The official statistics reveal:
- A shift toward multilateral ODA - multilateral ODA rose by 3.6% (£173m);
- Bilateral ODA fell by 8.4% (£871 million) compared to 2019, which may indicate that the cuts in the budget predominately fell on the bilateral program. Eight of the 14 top thematic sectors of UK bilateral ODA received a reduced budget;
- Health initiatives accounted for 16.7% of UK bilateral ODA, taking the top spot- the health sector as the largest spend area for UK bilateral ODA, increasing by £164 million (US$220 million) in 2020, compared to 2019. Within health, the top three spending areas were: Medical Research (£373 million (US$501 million)), COVID-19 response (£317 million (US$439 million)), and infectious disease control (£169 million (US$227 million)).
- The largest cut was to the education sector with spending reduced by 31%.
- The African continent continues to receive the majority of UK region-specific ODA – It received over half (52%) of all UK region-specific bilateral ODA in 2020, but the amount of bilateral ODA provided to the region decreased by £375 million (US$503 million) in 2020. The top three recipients of UK bilateral country-specific ODA were Ethiopia, Nigeria, and Somalia.

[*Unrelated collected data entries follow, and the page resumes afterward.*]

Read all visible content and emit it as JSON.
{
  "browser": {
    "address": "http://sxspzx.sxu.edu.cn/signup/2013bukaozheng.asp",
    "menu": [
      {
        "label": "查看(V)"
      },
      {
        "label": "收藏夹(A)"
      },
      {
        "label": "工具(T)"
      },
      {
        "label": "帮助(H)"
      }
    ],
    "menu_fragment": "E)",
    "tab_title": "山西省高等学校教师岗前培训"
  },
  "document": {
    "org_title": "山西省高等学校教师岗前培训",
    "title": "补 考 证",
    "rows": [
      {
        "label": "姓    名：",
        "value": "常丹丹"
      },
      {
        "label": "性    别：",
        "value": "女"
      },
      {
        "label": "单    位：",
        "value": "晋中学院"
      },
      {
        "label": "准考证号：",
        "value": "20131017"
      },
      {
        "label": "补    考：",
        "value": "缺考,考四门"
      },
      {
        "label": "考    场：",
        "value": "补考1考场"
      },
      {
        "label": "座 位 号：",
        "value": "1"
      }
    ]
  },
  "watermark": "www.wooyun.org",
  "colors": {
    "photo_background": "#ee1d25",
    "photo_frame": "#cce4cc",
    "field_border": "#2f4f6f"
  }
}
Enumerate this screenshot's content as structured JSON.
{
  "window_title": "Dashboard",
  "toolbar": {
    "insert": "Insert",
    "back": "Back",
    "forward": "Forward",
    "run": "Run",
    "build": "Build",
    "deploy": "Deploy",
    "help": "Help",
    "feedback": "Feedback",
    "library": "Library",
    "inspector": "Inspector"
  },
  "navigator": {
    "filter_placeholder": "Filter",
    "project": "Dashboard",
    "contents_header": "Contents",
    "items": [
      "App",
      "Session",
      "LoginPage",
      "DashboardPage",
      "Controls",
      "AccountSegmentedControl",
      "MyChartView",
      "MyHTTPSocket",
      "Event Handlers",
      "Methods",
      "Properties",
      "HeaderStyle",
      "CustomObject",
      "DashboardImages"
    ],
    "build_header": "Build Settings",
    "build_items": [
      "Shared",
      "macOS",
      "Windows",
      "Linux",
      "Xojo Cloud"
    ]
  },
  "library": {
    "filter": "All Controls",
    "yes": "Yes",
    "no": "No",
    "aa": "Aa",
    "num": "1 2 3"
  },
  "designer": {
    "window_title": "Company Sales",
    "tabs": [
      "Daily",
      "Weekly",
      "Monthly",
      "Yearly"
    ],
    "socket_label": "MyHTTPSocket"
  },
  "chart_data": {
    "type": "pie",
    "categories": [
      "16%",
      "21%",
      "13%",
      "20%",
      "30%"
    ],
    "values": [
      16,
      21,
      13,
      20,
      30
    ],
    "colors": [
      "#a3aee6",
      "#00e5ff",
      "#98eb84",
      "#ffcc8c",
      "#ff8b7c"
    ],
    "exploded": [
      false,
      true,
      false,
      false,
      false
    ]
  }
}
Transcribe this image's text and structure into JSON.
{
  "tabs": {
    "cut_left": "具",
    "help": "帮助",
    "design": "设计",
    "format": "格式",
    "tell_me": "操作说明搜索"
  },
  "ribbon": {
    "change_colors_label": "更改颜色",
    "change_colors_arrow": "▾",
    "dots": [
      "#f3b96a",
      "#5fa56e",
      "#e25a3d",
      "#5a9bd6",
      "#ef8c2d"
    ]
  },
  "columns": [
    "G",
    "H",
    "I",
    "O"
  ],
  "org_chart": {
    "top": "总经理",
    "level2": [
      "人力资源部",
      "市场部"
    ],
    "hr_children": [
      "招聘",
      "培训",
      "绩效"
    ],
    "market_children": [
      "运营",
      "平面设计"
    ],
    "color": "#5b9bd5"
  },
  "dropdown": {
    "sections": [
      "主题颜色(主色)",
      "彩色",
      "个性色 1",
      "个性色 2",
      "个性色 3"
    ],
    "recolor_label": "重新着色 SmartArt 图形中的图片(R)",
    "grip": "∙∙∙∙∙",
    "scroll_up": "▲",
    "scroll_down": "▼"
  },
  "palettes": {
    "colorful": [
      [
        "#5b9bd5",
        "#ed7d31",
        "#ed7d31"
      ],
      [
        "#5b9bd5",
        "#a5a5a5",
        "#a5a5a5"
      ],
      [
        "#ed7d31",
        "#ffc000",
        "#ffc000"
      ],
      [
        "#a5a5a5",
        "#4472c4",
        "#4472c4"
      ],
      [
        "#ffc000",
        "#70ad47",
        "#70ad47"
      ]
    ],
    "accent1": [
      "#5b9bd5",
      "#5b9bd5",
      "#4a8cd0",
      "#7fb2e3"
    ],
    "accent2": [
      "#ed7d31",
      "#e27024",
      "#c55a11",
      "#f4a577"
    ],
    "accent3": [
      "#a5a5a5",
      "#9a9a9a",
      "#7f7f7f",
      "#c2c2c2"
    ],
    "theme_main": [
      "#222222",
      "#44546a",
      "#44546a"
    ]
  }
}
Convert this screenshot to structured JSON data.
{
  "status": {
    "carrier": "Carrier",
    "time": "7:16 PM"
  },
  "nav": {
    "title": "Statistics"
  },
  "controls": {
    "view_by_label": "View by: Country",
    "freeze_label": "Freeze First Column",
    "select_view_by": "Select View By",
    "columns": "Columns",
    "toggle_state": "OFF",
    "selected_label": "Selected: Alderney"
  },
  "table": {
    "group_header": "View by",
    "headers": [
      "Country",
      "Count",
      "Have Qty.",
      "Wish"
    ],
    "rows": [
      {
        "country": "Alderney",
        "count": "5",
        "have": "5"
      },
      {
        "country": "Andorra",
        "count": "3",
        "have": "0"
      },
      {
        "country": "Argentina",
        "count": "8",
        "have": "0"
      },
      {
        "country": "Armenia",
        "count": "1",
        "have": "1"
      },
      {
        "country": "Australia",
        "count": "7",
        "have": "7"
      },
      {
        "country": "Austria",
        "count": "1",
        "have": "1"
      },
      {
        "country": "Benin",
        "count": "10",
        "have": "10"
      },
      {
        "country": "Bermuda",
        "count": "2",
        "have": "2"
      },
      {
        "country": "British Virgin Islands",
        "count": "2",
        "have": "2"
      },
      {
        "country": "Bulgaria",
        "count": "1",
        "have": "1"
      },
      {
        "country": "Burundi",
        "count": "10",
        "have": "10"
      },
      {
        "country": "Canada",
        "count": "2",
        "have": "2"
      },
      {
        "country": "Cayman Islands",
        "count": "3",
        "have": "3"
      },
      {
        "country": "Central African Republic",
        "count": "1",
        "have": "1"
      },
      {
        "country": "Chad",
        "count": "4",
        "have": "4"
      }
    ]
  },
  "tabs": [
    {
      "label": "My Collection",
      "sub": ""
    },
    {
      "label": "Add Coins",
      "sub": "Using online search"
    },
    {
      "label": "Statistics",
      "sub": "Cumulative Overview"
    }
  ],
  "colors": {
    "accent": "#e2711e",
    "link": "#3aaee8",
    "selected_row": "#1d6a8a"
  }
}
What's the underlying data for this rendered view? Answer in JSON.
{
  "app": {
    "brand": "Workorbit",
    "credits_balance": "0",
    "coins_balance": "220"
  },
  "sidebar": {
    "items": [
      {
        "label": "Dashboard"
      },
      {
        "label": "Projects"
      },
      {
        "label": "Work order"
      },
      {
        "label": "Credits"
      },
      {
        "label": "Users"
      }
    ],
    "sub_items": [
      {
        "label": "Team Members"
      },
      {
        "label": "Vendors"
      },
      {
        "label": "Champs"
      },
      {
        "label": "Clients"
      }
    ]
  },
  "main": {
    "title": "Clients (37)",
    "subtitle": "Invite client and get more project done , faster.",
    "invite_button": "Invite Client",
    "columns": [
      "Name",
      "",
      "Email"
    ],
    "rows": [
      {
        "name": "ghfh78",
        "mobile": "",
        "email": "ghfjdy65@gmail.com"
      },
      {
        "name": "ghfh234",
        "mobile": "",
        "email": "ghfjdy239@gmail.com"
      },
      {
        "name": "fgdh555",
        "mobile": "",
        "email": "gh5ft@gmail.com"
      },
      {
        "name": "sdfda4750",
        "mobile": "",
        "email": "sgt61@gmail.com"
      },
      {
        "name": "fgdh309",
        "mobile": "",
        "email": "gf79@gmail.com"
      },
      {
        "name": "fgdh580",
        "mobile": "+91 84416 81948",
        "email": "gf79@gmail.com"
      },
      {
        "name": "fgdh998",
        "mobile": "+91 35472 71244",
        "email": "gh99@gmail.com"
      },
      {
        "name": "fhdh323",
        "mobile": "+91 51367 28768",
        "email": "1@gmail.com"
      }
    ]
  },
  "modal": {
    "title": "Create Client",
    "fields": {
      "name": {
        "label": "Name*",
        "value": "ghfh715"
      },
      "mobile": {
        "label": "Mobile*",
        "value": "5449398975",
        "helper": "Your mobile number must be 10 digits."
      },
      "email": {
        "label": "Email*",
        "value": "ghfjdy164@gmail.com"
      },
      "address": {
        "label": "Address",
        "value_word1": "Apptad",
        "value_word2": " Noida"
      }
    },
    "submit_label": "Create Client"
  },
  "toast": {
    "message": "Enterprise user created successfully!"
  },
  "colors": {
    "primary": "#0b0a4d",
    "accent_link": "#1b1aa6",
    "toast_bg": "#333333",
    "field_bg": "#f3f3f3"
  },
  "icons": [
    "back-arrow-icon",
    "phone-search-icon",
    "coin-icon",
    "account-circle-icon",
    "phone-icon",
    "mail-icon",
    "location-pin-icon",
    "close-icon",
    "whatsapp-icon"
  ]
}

- In 2020, the UK estimates that it spent £1.6 billion (US$2.2 billion) of its bilateral ODA on COVID-19 pandemic response.
- The EU remains the largest recipient of UK multilateral ODA, accounting for 31% of all UK Multilateral core ODA, followed by the World Bank’s IDA (19%) and then the Global Fund (10%).
- NGOs have criticized the UK government's lack of transparency and are requesting access to the original 2020 ODA budget spending plans in order to adequately assess cuts.